Pak Topik tertawa terbahak-bahak mendengar ceritaku. Alhamdulillah beliau masih diberi panjang umur, di tengah Niskalaydha yang bergejolak di Tanah Singasari.
"Mau gimana lagi? Perang ga perang, geger ga geger, kita masih harus tetap berjuang cari nafkah. Selama masih ada Mbah Mualim mah ... aman," ujar Pak Topik sembari menggorengkan nasi pesananku.
"Ojok lali acarku yo, Pak Pik," sahutku. Pak Topik menghentikan tangannya yang sedang memasak. Beliau langsung mengomentariku dengan cara bicaranya yang khas bercanda, tiada pernah terlupa untuk memberi gelak tawa.
"Orang gila mana yang makan nasi goreng pakai acar dari nanas!"
****
"Jadi ... mengapa engkau memintaku untuk kembali ke Tanah Singasari, Mbah Mualim?"
"Nduk, Niskalayudha memasuki babak baru. Salah satu dari tiga kriminal Astral paling berbahaya di Tanah Singasari telah menyiapkan diri untuk mengacau di tengah Perang."

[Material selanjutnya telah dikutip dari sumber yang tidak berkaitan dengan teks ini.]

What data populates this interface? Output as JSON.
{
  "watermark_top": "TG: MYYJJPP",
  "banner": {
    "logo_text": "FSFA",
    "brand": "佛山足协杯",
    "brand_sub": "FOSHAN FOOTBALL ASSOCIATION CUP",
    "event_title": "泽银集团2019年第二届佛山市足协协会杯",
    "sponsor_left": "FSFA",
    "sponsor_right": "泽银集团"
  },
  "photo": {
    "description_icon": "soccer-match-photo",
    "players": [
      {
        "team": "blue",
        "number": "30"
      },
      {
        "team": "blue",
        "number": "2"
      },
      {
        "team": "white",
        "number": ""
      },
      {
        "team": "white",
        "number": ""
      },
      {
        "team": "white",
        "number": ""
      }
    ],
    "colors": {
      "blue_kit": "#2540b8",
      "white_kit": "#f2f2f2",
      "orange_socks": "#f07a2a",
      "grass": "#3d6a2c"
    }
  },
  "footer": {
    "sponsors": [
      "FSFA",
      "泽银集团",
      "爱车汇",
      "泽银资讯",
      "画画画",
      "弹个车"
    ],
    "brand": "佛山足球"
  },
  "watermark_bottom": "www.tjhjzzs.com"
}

"Tiga Kriminal Astral? Kupikir Pemuja Iblis telah mati."
"Niskalayudha adalah babak kedua dari konflik Astral di tanah ini, Nduk. Pemuja Iblis mati, giliran Niskalayudha turun di Tanah ini."
"Jadi ... aku diterima lagi di Tanah Jawa?"
Mbah Mualim menggeleng.
"Ini adalah situasi pelik, Nduk. Bahkan, kami, Pengawas Perang, tidak tahu harus bagaimana."
"Kenapa tidak minta bantuan Keraton?"
"Keraton tidak akan menurunkan Pusaka-nya kalau Tanah Singasari belum separuh hancur. Juga, apabila Catur Sagotra kembali ikut campur dalam perang ini, aku tidak bisa membayangkan katastrofi yang akan ditimbulkan. Biro dan Pengadil Bidat saling bertarung satu sama lain."
Aku menghela napas.
"Mbah Mualim, aku bersedia intervensi, jika Anda dapat memenuhi satu syarat."
"Sudah kuduga kau akan mengatakannya, Nduk."
"Izinkan Kangmasku pulang ke tanah kelahirannya."
Pak Topik pun mengintervensi percakapan kami. Ketegangan kami buyar ketika kami memutuskan untuk menyantap nasi goreng spesial buatan Pak Topik.